Bad Feminist: Essays by Roxane Gay
Author:Roxane Gay [Gay, Roxane]
Language: eng
Format: epub, azw3
Publisher: HarperCollins
Published: 2014-08-05T00:00:00+00:00
A Tale of Three Coming Out Stories
We are still in that time in our history when public figures come out of invisible closets largely built by a public insatiable in its desire to know all the intimate details of the private lives of very public people.
We want to know everything. In this information age, we are inundated with information, so now we feel entitled. We also like taxonomy, classification, definition. Are you a man or a woman? Are you a Democrat or a Republican? Are you married or single? Are you gay or straight? We don’t know what to do when we don’t know the answers to these questions or, worse, when the answers to these questions do not fall neatly into a category.

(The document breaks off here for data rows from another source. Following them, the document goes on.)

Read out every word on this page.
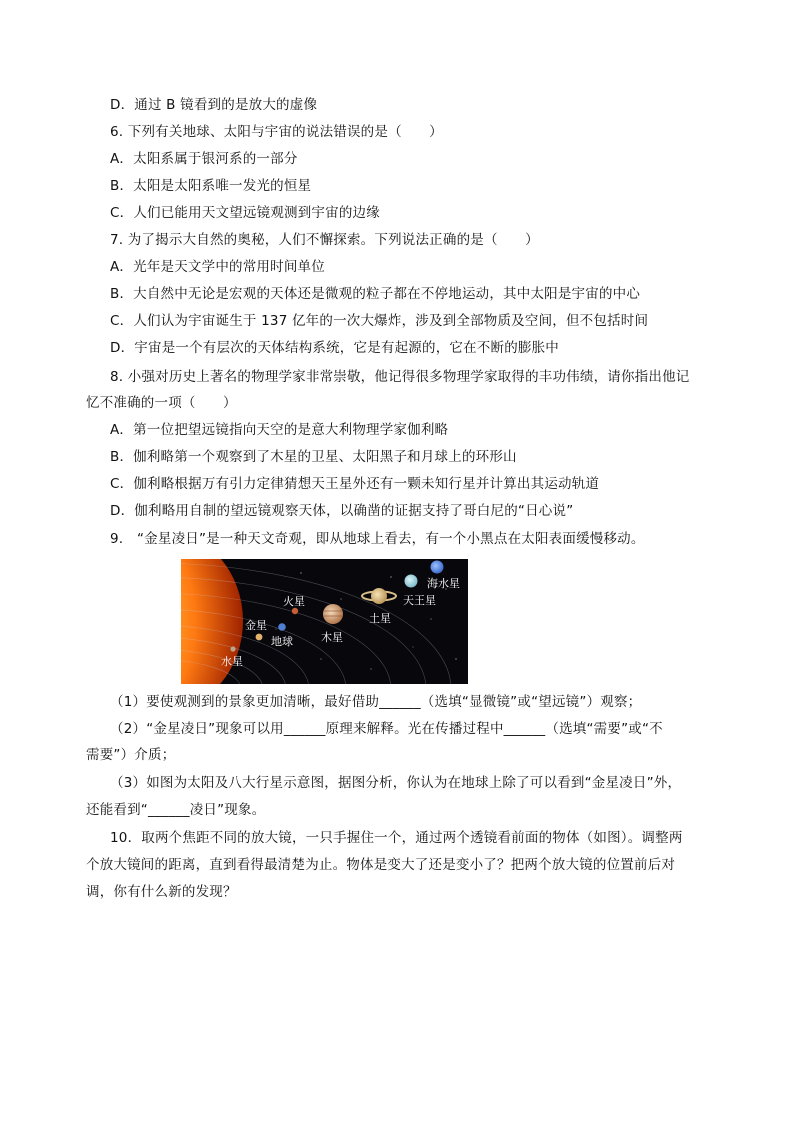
D．通过 B 镜看到的是放大的虚像
6. 下列有关地球、太阳与宇宙的说法错误的是（　　）
A．太阳系属于银河系的一部分
B．太阳是太阳系唯一发光的恒星
C．人们已能用天文望远镜观测到宇宙的边缘
7. 为了揭示大自然的奥秘，人们不懈探索。下列说法正确的是（　　）
A．光年是天文学中的常用时间单位
B．大自然中无论是宏观的天体还是微观的粒子都在不停地运动，其中太阳是宇宙的中心
C．人们认为宇宙诞生于 137 亿年的一次大爆炸，涉及到全部物质及空间，但不包括时间
D．宇宙是一个有层次的天体结构系统，它是有起源的，它在不断的膨胀中
8. 小强对历史上著名的物理学家非常崇敬，他记得很多物理学家取得的丰功伟绩，请你指出他记
忆不准确的一项（　　）
A．第一位把望远镜指向天空的是意大利物理学家伽利略
B．伽利略第一个观察到了木星的卫星、太阳黑子和月球上的环形山
C．伽利略根据万有引力定律猜想天王星外还有一颗未知行星并计算出其运动轨道
D．伽利略用自制的望远镜观察天体，以确凿的证据支持了哥白尼的“日心说”
9.　“金星凌日”是一种天文奇观，即从地球上看去，有一个小黑点在太阳表面缓慢移动。
水星
金星
地球
火星
木星
土星
天王星
海水星
（1）要使观测到的景象更加清晰，最好借助______（选填“显微镜”或“望远镜”）观察；
（2）“金星凌日”现象可以用______原理来解释。光在传播过程中______（选填“需要”或“不
需要”）介质；
（3）如图为太阳及八大行星示意图，据图分析，你认为在地球上除了可以看到“金星凌日”外，
还能看到“______凌日”现象。
10．取两个焦距不同的放大镜，一只手握住一个，通过两个透镜看前面的物体（如图）。调整两
个放大镜间的距离，直到看得最清楚为止。物体是变大了还是变小了？把两个放大镜的位置前后对
调，你有什么新的发现？
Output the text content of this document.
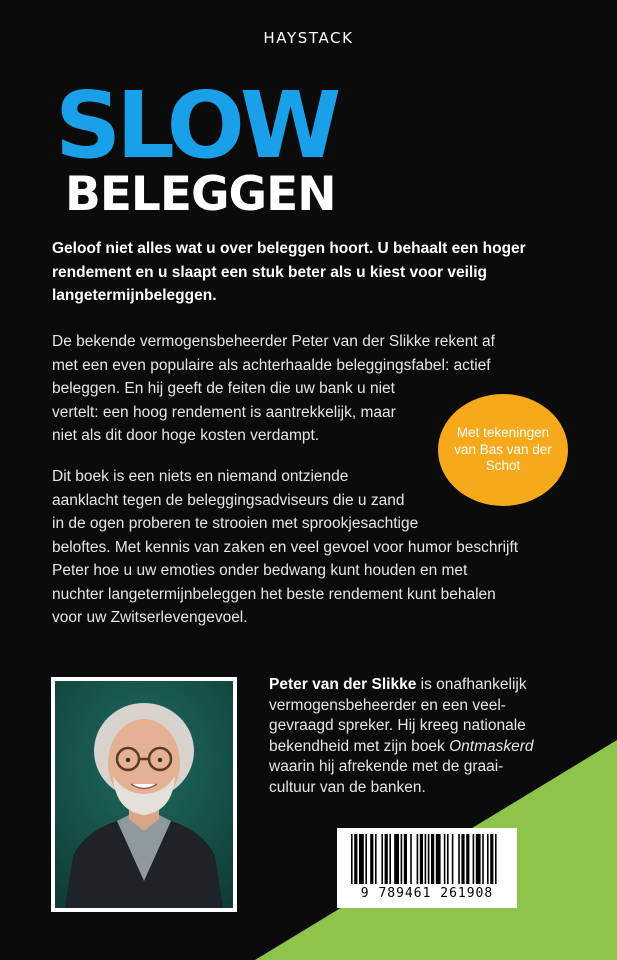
HAYSTACK
SLOW
BELEGGEN

Geloof niet alles wat u over beleggen hoort. U behaalt een hoger rendement en u slaapt een stuk beter als u kiest voor veilig langetermijnbeleggen.

De bekende vermogensbeheerder Peter van der Slikke rekent af
met een even populaire als achterhaalde beleggingsfabel: actief
beleggen. En hij geeft de feiten die uw bank u niet
vertelt: een hoog rendement is aantrekkelijk, maar
niet als dit door hoge kosten verdampt.	Met tekeningen van Bas van der Schot

Dit boek is een niets en niemand ontziende
aanklacht tegen de beleggingsadviseurs die u zand
in de ogen proberen te strooien met sprookjesachtige
beloftes. Met kennis van zaken en veel gevoel voor humor beschrijft
Peter hoe u uw emoties onder bedwang kunt houden en met
nuchter langetermijnbeleggen het beste rendement kunt behalen
voor uw Zwitserlevengevoel.

Peter van der Slikke is onafhankelijk
vermogensbeheerder en een veel-
gevraagd spreker. Hij kreeg nationale
bekendheid met zijn boek Ontmaskerd
waarin hij afrekende met de graai-
cultuur van de banken.

9 789461 261908
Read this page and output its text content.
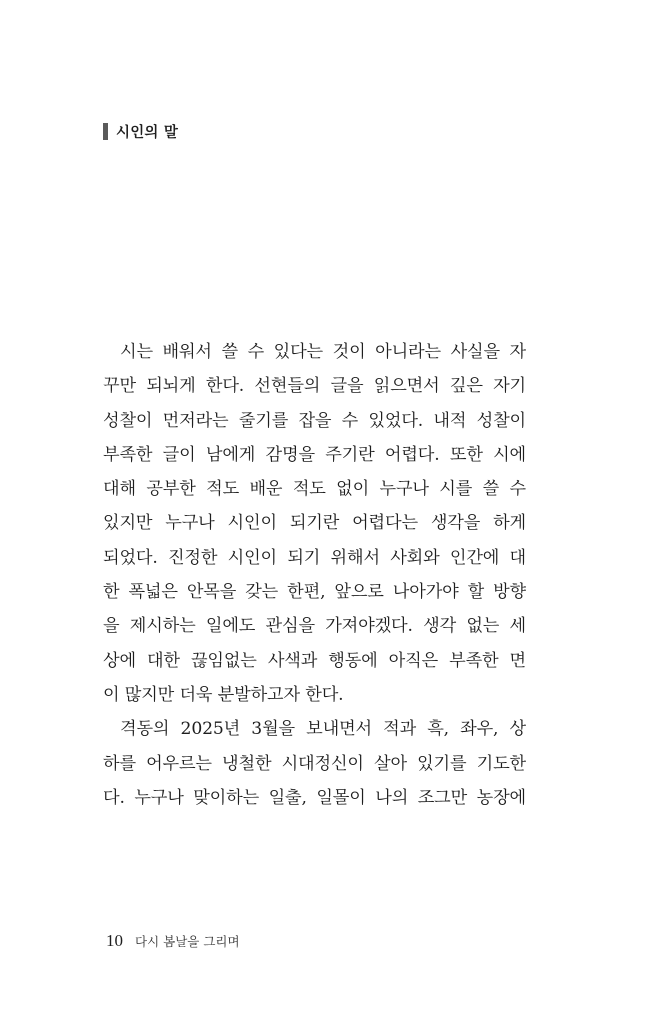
시인의 말
시는 배워서 쓸 수 있다는 것이 아니라는 사실을 자
꾸만 되뇌게 한다. 선현들의 글을 읽으면서 깊은 자기
성찰이 먼저라는 줄기를 잡을 수 있었다. 내적 성찰이
부족한 글이 남에게 감명을 주기란 어렵다. 또한 시에
대해 공부한 적도 배운 적도 없이 누구나 시를 쓸 수
있지만 누구나 시인이 되기란 어렵다는 생각을 하게
되었다. 진정한 시인이 되기 위해서 사회와 인간에 대
한 폭넓은 안목을 갖는 한편, 앞으로 나아가야 할 방향
을 제시하는 일에도 관심을 가져야겠다. 생각 없는 세
상에 대한 끊임없는 사색과 행동에 아직은 부족한 면
이 많지만 더욱 분발하고자 한다.
격동의 2025년 3월을 보내면서 적과 흑, 좌우, 상
하를 어우르는 냉철한 시대정신이 살아 있기를 기도한
다. 누구나 맞이하는 일출, 일몰이 나의 조그만 농장에
10 다시 봄날을 그리며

When public figures don’t provide outward evidence of their sexuality, our desire to classify intensifies. Any number of celebrities are dogged by “gay rumors” because we cannot quite place them into a given category. We act like placing these people in categories will have some impact on our lives, or that creating these categories is our responsibility, when, most of the time, such taxonomy won’t change anything at all. For example, there is nothing in my life that is impacted by knowing Ricky Martin is gay. The only thing satisfied by that information is my curiosity.
Sometimes, this zeal to classify has resulted in public figures being outed against their will. In particular, politicians who have gone on record for legislation that suppresses civil rights have found themselves in the glare of the spotlight. Congressman Edward Schrock was outed in 2004 because he voted for the Marriage Protection Act. There have been many others. When people have been forcibly outed, those doing the outing have said they were acting for the greater good or working to reveal hypocrisy, as if the right to privacy and the right to determine if and when to come out is only afforded to those who are infallible.
This is, in part, a matter of privacy. What information do we have the right to keep to ourselves? What boundaries are we allowed to maintain in our personal lives? What do we have a right to know about the lives of others? When do we have a right to breach the boundaries others have set for themselves?
People with high public profiles are allowed very few boundaries. In exchange for the erosion of privacy, they receive fame and/or fortune and/or power. Is this a fair price? Are famous people aware of how they are sacrificing privacy when they ascend to a position of cultural prominence?
There are many ways we have surrendered privacy in the information age. We willingly disclose what we’ve eaten for breakfast, where we spent last night and with whom, and all manner of trivial information. We submit personal information when registering for social media accounts and when making purchases online. We often surrender this information without question or reflection. These disclosures come so freely because we’ve long been conditioned to share too much with too many.